Litauerprozess in Dessau Litauerprozess in Dessau: Neue Anträge seitens der Verteidigung
DESSAU/MZ/tst - Der skizzierte Zeitplan für die Plädoyers im Litauerprozess ist Makulatur. Sollte die Staatsanwaltschaft bereits am Dienstag mit dem Schlussvortrag beginnen, hegt die Vorsitzende der zweiten großen Strafkammer am Landgericht Dessau jetzt Zweifel, ob es heute dazu kommen wird.
Bleibt es beim Tatvorwurf Mord?
Grund für die Verzögerung sind neue Anträge seitens der Verteidigung.
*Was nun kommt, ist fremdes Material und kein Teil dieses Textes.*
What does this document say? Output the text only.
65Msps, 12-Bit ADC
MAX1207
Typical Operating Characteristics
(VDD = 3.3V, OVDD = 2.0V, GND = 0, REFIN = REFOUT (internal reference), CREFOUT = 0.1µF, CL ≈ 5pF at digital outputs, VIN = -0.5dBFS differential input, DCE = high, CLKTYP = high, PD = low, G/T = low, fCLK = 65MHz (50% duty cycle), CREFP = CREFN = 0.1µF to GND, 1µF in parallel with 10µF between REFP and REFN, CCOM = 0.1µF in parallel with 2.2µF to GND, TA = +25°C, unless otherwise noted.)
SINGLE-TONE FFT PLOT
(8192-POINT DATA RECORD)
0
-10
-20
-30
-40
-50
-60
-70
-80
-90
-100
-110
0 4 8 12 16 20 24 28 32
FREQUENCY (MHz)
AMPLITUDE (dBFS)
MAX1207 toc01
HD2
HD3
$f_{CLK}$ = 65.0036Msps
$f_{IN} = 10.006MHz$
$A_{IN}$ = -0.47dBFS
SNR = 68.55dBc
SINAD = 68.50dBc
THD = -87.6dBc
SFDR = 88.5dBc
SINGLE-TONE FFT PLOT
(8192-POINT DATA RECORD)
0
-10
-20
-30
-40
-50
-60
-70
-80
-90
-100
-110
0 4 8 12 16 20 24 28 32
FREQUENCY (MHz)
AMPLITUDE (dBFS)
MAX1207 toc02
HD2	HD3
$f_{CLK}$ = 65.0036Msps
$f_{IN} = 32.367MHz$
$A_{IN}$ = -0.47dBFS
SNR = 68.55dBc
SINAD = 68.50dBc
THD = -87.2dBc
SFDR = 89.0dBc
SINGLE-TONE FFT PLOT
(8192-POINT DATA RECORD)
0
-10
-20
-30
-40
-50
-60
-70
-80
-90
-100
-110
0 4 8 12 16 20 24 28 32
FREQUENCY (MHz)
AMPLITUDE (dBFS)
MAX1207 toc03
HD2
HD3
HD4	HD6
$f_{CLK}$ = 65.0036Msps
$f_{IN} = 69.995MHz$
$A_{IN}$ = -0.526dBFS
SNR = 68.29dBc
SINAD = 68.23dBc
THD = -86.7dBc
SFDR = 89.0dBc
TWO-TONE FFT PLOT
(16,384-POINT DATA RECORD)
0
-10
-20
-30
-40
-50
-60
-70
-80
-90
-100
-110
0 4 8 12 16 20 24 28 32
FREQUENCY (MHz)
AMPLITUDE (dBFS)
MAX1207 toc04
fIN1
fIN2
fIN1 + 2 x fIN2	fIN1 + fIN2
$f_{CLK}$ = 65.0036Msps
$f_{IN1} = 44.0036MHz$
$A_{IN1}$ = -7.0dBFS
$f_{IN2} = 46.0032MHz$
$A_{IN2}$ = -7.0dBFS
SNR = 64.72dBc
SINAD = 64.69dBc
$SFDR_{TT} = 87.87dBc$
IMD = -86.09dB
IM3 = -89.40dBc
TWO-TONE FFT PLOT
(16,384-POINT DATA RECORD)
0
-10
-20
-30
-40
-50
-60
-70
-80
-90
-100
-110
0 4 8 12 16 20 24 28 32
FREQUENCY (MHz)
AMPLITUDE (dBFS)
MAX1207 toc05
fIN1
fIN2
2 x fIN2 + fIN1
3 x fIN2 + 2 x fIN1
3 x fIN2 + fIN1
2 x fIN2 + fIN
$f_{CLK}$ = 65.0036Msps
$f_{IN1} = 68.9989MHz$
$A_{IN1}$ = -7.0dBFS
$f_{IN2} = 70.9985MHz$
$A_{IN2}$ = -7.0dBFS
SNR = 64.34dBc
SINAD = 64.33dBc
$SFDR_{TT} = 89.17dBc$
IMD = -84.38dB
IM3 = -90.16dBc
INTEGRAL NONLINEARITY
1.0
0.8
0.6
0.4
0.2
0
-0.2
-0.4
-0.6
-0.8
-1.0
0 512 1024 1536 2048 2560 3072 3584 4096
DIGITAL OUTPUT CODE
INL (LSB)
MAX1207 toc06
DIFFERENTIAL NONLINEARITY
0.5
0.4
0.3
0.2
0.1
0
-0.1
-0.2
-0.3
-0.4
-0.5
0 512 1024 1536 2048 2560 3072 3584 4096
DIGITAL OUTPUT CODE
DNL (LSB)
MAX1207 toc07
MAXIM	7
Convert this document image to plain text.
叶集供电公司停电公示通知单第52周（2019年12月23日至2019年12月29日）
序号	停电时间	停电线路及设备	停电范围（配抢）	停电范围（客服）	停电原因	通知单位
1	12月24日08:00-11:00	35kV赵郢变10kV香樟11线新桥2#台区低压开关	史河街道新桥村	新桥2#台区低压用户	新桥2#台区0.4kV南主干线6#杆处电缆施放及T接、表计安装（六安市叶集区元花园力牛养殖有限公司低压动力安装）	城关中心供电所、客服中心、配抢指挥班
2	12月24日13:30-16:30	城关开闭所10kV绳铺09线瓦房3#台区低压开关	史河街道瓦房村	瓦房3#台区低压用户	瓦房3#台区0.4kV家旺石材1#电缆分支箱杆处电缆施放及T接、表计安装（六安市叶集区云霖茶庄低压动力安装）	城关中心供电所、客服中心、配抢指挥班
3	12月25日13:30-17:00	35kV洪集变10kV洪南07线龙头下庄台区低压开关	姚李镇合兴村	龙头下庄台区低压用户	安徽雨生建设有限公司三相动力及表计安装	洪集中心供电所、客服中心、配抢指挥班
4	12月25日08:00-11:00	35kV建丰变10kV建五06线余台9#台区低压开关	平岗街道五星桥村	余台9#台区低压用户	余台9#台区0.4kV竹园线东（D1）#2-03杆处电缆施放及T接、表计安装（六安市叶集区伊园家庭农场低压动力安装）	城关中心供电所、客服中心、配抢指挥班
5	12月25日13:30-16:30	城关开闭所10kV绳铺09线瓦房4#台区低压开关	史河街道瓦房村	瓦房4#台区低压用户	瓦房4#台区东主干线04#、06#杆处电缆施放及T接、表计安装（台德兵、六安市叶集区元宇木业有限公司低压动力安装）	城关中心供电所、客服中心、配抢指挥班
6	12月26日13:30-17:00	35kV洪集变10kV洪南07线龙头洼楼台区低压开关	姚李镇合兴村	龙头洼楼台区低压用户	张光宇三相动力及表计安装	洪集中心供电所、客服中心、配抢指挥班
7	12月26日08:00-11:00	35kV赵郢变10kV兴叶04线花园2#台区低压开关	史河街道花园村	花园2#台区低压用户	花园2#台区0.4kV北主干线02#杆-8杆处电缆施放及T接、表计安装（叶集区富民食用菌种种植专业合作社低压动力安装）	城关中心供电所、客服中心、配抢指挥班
Sie versucht seit Wochen, der Kammer einen Hinweis abzuringen, ob sie am Mordvorwurf gegen die fünf Angeklagten festhält. Nach derzeitigem Stand dürfte davon auszugehen sein. Die Situation ist verfahren – und juristisch reichlich verzwickt. Der Vorwurf Mord aus Habgier wurde erst vom Gericht selbst mit dem Eröffnungsbeschluss ins Spiel gebracht, die Staatsanwaltschaft war von Raub mit Todesfolge ausgegangen. Selbst unter den Juristen im Saal 18 des Landgerichts herrscht Unklarheit, über den weiteren Gang der Dinge.
Während einige sagen, das Gericht müsse einen Hinweis erteilen, wenn es bei der Verurteilung vom Mordvorwurf abrücke und zum Raub mit Todesfolge gelange, sehen das andere nicht so. „Ganz dicke“, so einer der Beteiligten, „wird es, wenn die Kammer zum Mord in Verdeckungsabsicht kommt.“ Der ist nicht von der Klage abgedeckt.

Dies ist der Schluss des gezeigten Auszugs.